Activism : Pay Equalization and Septima Clark's Home, 1929-48
The Clark family lived on this block of Henrietta Street for decades before Clark could afford to buy a house. Living in Columbia, Ms. Clark developed skills as a teacher-activist and participated in the NAACP’s pay equalization campaign. As a result, her salary grew, enabling her to buy her family a home.
Purchasing a house on Henrietta Street in 1948 was the fulfillment of a lifelong dream for the fifty-year-old Septima Clark. Since childhood, she’d wanted to give her parents a more comfortable existence. Clark would not have been able to buy this home, however, if court decisions in the 1940s had not changed South Carolina’s practice of paying Black teachers far less than their white counterparts. While in Columbia, Clark participated in the movement for pay equalization which would ultimately give her the opportunity to triple her salary.
Before the movement succeeded, Clark supplemented her income by occasionally teaching evening classes in Columbia, a job that made her more adept at teaching adults to read and write. She taught in Richland County’s progressive Adult Schools program and, at Fort Jackson, worked with Black soldiers who could not sign their own paychecks. Her professional skills were also enhanced by an organization for Black teachers, the Palmetto State Teachers’ Association, whose members shared ideas and practical techniques. Moreover, PSTA believed in teaching students to become active citizens—informed participants in local governments. This was a bold and visionary attitude in a time when few Black South Carolinians were able to vote. When Clark attended large meetings of the PSTA, as she later recalled in her memoir, “we teachers had a visible demonstration of our importance, of what we already were; it didn’t take much to imagine what we might be.”
Most PSTA members, like many other Black professionals in Columbia, would not risk their jobs by protesting against state laws. But Clark eagerly supported the NAACP when it challenged the state’s practice of paying lower salaries to teachers who were Black. The PSTA and others did not believe the NAACP campaign for salary equalization could succeed. Clark, however, went door to door recruiting new NAACP members, trying to convince community members and colleagues that they should pursue the issue.
In a 1940 case (Alston vs. School Board of Norfolk), federal courts had ruled that “separate but equal” institutions must actually be equal. However, in South Carolina in 1942-43, white teachers’ average salary was twice what Black teachers earned ($1091 vs. $538). Clark helped document some of these inequities in Columbia. “I was able to get some affidavits from both white and black teachers about salaries and show the discrepancies.” In 1943, the NAACP sued the Charleston school board.

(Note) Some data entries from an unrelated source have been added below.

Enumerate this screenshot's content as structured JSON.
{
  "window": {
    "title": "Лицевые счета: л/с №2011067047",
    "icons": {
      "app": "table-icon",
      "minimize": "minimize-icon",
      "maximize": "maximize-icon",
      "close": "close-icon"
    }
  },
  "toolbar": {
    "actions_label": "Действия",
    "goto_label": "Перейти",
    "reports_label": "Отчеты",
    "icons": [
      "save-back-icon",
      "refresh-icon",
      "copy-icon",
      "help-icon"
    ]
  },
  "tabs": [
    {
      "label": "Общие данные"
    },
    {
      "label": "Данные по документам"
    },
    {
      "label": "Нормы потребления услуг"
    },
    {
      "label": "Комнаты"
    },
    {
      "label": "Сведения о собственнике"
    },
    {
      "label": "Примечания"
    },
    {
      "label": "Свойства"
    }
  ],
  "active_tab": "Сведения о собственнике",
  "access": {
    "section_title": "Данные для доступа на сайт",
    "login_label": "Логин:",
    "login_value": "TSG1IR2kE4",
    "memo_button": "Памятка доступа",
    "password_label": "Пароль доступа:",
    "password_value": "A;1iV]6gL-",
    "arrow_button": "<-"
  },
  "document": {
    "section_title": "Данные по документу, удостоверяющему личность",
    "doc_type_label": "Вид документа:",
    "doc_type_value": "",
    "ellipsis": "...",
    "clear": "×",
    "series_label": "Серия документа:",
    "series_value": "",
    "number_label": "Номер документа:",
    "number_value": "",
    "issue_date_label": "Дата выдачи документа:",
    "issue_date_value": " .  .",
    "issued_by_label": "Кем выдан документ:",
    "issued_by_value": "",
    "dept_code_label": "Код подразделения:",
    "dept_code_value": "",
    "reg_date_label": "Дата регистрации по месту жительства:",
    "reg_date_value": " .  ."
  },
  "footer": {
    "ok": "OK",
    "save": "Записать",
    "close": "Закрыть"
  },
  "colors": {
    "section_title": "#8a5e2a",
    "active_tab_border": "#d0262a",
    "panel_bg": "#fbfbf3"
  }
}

Future Supreme Court Justice Thurgood Marshall argued for the NAACP; C of C graduate Harold Erckmann represented the school board. The Federal Judge hearing the case was C of C graduate J. Waties Waring, a prominent Charlestonian. He surprised everyone by ruling that the city must equalize its teachers’ salaries.
In another NAACP lawsuit in 1945, Waring ordered Richland County to set a new salary schedule to equalize pay. In response, the state created a rating system for teachers based on their years of education and score on a state exam. Many Black teachers objected to the exam, which they felt might disadvantage teachers who hadn’t had a chance to complete college or graduate school (in that era, a teacher’s license did not require a college degree). Clark, who had earned a licentiate of instruction, but not a B.A., from Avery Normal Institute, had been taking additional college courses, which helped prepare her for the state teachers’ exam. She had earned a B.A. (1942) and an M.A. (1946), and she’d received strong professional development training in the Columbia schools where she worked. She scored high on the exam, tripling her salary.
Clark’s political activism, along with hard work and talent, increased her earning power. Although not wealthy, she could now afford a house for her Charleston family. As a child, when her father “didn't have money enough to buy a number of things that we needed, he would talk about how he hated that.” Clark's mother often told her children about wearing nicer clothes before she had children to support. “I can remember her singing those blues so well, talking about the things that she had, she'd never have anymore. She hated it very much. But she did get to the place where she could have everything that she wanted. . . . I bought a house and I had it repaired, down on Henrietta Street, and the night that we had the opening, oh, she was most jubilant. . . . And she just threw her arms around me and said, ‘Nice, nice to do this.’” Clark had added a downstairs bedroom and bathroom so that her mother “wouldn't have to climb steps. . . That's what I did when I was able to. . . . She was too happy, but I was hoping that my father could have been alive. I would have liked for him to have been there at the time. But he was gone.”